Cell lysis was performed using RIPA buffer (Beyotime), and equal aliquots (20 μg each sample) were separated by 10% SDS-PAGE and electrotransferred onto PVDF membranes. Following saturated in 5% skim milk, the PVDF membranes were probed with primary antibodies (dilution 1:1000) at 4 °C for 16 h, and then were incubated with HRP-labeled secondary antibodies (Beyotime), and target proteins were visualized employing ECL (enhanced chemiluminescence) reagents (Millipore, Billerica, MA, USA).

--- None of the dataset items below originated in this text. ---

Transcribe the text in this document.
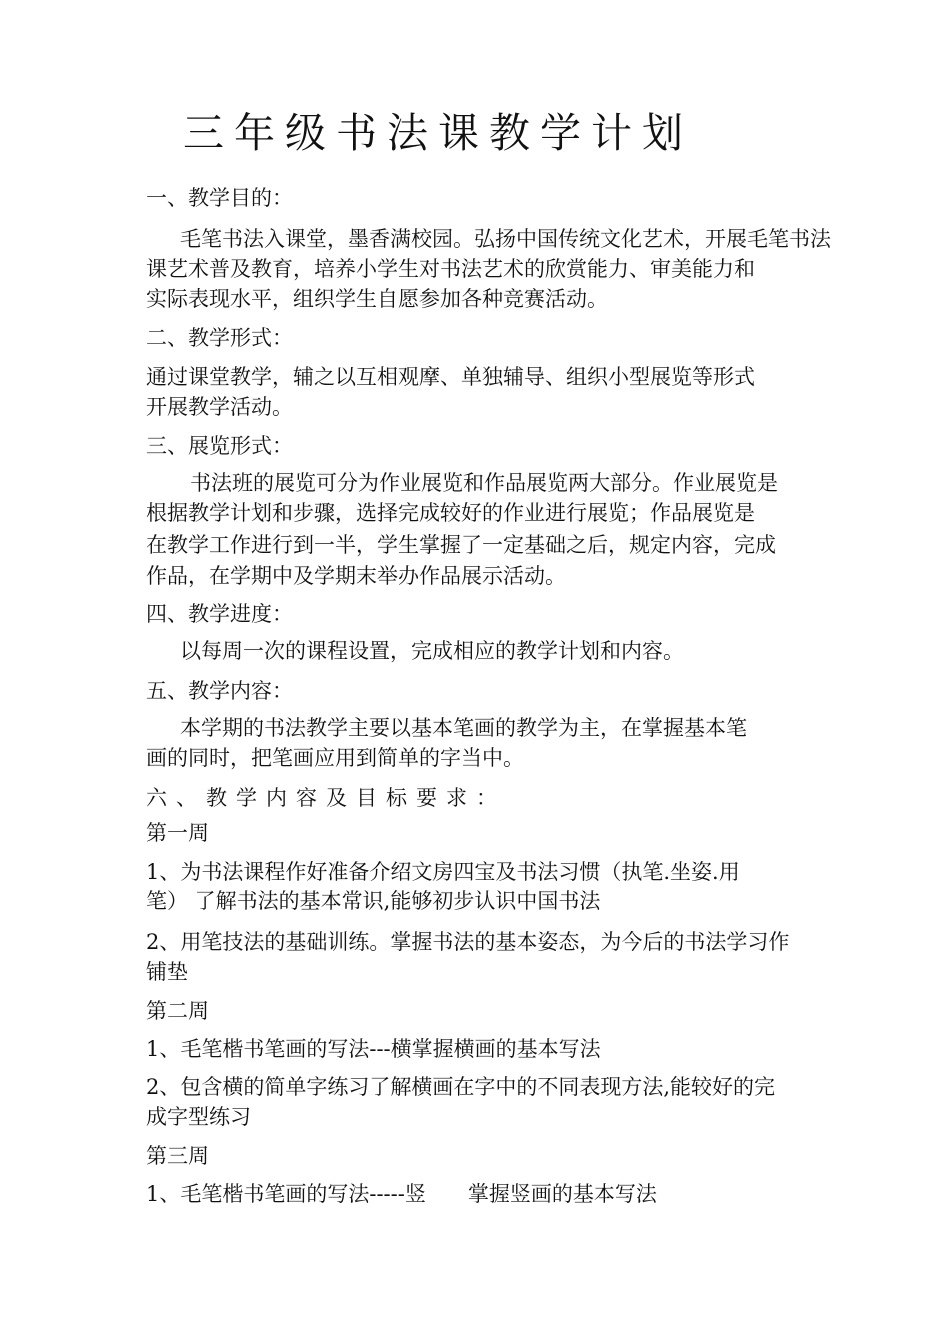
三年级书法课教学计划
一、教学目的：
毛笔书法入课堂，墨香满校园。弘扬中国传统文化艺术，开展毛笔书法
课艺术普及教育，培养小学生对书法艺术的欣赏能力、审美能力和
实际表现水平，组织学生自愿参加各种竞赛活动。
二、教学形式：
通过课堂教学，辅之以互相观摩、单独辅导、组织小型展览等形式
开展教学活动。
三、展览形式：
书法班的展览可分为作业展览和作品展览两大部分。作业展览是
根据教学计划和步骤，选择完成较好的作业进行展览；作品展览是
在教学工作进行到一半，学生掌握了一定基础之后，规定内容，完成
作品，在学期中及学期末举办作品展示活动。
四、教学进度：
以每周一次的课程设置，完成相应的教学计划和内容。
五、教学内容：
本学期的书法教学主要以基本笔画的教学为主，在掌握基本笔
画的同时，把笔画应用到简单的字当中。
六、教学内容及目标要求：
第一周
1、为书法课程作好准备介绍文房四宝及书法习惯（执笔.坐姿.用
笔） 了解书法的基本常识,能够初步认识中国书法
2、用笔技法的基础训练。掌握书法的基本姿态，为今后的书法学习作
铺垫
第二周
1、毛笔楷书笔画的写法---横掌握横画的基本写法
2、包含横的简单字练习了解横画在字中的不同表现方法,能较好的完
成字型练习
第三周
1、毛笔楷书笔画的写法-----竖　　掌握竖画的基本写法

The following primary antibodies were used: cathepsin K (CTSK; Beyotime), matrix metallopeptidase 9 (MMP-9; Beyotime), nuclear factor of activated T cells 1 (NFATc1; Abcam, Cambridge, UK), integrin beta 3 (ITGB3; Beyotime), p38 (Cell Signaling Technology, Danvers, MA, USA), p-p38 (Cell Signaling Technology), ERK (Cell Signaling Technology), p-ERK (Cell Signaling Technology), JNK (Abcam), p-JNK (Abcam), NDUFB8 (Bioworld), SDHB (Bioworld), UQCRC2 (Bioworld), MTCO1 (Bioworld), ATP5A (Bioworld), TfR1 (Beyotime), FTL (Cell Signaling Technology), FTH (Cell Signaling Technology), FPN1 (Abcam), iASPP (Bioworld), NRF2 (Beyotime), KEAP1 (Bioworld), ubiquitin (Bioworld) and GAPDH (Cell Signaling Technology). GAPDH functioned as the endogenous reference for protein quantification normalization.

Statistical analysis

Data were shown as mean ± SD. Comparative analysis across groups was executed as follows: ‌two-group analysis‌, unpaired two-tailed t-tests; ‌multi-group comparison‌, one-way ANOVA and Tukey's Post-Hoc test. All computations were conducted using Prism software (La Jolla, CA, USA) with P < 0.05 significance.